Although some of the scriptures appear to advise it, I normally recommend that Buddhist practitioners do not try to view literally every action of their spiritual teacher as divine and noble. The scriptures clearly delineate the specific, demanding qualities that are required of a teacher. But if it should unfortunately occur that the teacher seems to behave in an unacceptable way, it is appropriate for the students to be critical of it.
The Buddha advises in the sutras that where the teacher’s behavior is wholesome, you should follow it, but where it is unwholesome, you should not. You do not simply excuse bad conduct because your teacher did it. You should identify what is improper and decide not to follow it.
The tantric texts often mention that all realization comes from the guru. This is true, but it can be understood in two different ways.
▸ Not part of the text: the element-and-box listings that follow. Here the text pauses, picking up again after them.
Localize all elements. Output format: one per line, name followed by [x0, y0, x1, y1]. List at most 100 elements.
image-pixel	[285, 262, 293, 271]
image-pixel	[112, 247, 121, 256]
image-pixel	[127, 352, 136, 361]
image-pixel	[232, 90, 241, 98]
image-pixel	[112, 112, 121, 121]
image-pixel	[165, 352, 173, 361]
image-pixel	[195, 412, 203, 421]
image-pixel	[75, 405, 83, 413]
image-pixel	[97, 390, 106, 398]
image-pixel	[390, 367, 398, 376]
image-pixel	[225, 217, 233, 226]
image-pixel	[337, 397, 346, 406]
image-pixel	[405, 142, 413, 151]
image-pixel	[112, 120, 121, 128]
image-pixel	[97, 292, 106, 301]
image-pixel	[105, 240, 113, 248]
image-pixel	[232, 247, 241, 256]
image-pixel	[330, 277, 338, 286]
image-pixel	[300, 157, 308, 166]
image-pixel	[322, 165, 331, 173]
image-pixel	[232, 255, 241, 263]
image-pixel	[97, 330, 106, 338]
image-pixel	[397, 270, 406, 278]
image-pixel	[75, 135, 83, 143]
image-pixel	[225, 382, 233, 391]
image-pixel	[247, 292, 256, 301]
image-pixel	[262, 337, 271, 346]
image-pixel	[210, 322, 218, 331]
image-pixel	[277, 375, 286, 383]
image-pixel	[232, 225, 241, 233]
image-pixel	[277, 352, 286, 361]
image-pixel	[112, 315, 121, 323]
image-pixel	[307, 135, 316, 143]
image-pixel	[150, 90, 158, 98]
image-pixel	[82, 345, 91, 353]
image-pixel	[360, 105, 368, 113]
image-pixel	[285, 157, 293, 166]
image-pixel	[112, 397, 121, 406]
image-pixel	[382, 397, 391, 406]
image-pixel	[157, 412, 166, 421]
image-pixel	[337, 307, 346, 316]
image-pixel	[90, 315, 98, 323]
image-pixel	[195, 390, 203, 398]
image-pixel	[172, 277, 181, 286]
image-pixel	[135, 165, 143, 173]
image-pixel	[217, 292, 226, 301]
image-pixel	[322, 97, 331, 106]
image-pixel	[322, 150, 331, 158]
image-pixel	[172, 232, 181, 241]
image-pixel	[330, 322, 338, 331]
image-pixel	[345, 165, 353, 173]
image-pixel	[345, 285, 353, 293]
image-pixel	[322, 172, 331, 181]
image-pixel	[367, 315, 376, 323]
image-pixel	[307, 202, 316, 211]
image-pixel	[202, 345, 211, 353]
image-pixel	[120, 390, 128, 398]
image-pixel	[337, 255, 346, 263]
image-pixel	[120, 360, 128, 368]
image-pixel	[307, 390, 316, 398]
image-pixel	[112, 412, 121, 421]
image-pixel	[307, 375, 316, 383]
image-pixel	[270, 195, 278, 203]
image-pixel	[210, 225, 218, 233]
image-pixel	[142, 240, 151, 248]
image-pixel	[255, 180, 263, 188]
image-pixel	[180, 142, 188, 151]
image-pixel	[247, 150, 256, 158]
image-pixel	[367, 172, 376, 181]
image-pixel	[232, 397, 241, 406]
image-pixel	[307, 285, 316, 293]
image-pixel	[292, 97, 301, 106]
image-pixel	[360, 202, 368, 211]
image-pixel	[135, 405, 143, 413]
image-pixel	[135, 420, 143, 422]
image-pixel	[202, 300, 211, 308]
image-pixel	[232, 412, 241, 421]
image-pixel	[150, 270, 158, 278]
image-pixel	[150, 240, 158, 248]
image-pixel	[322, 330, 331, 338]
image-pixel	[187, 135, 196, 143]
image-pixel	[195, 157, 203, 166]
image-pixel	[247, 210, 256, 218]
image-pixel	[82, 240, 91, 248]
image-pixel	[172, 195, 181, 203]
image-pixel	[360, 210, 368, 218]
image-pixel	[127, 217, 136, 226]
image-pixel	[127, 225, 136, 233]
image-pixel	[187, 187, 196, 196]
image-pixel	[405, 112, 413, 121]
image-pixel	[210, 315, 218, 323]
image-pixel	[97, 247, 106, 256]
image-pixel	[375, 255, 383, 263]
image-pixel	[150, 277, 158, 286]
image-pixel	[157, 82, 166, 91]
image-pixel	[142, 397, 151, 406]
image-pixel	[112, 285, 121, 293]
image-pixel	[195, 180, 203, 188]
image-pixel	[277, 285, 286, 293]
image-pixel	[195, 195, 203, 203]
On the one hand, the guru is the human teacher we interact with; on the other hand, the guru is our own inner wisdom, our own fundamental clarity of mind.
We need the example of someone who, while human like ourselves, has greater knowledge, greater compassion and greater experience than we have. The Tibetan term for guru is ‘lama’ and the connotation of this word for teacher is someone who is the embodiment of knowledge and the embodiment of kindness. The important thing is that when we meet and get to know someone who has these qualities, we find them attractive and aspire to develop them ourselves. The living example this person presents us makes clear that to develop knowledge and kindness is a real possibility. And that, to my mind, is the purpose of the spiritual path.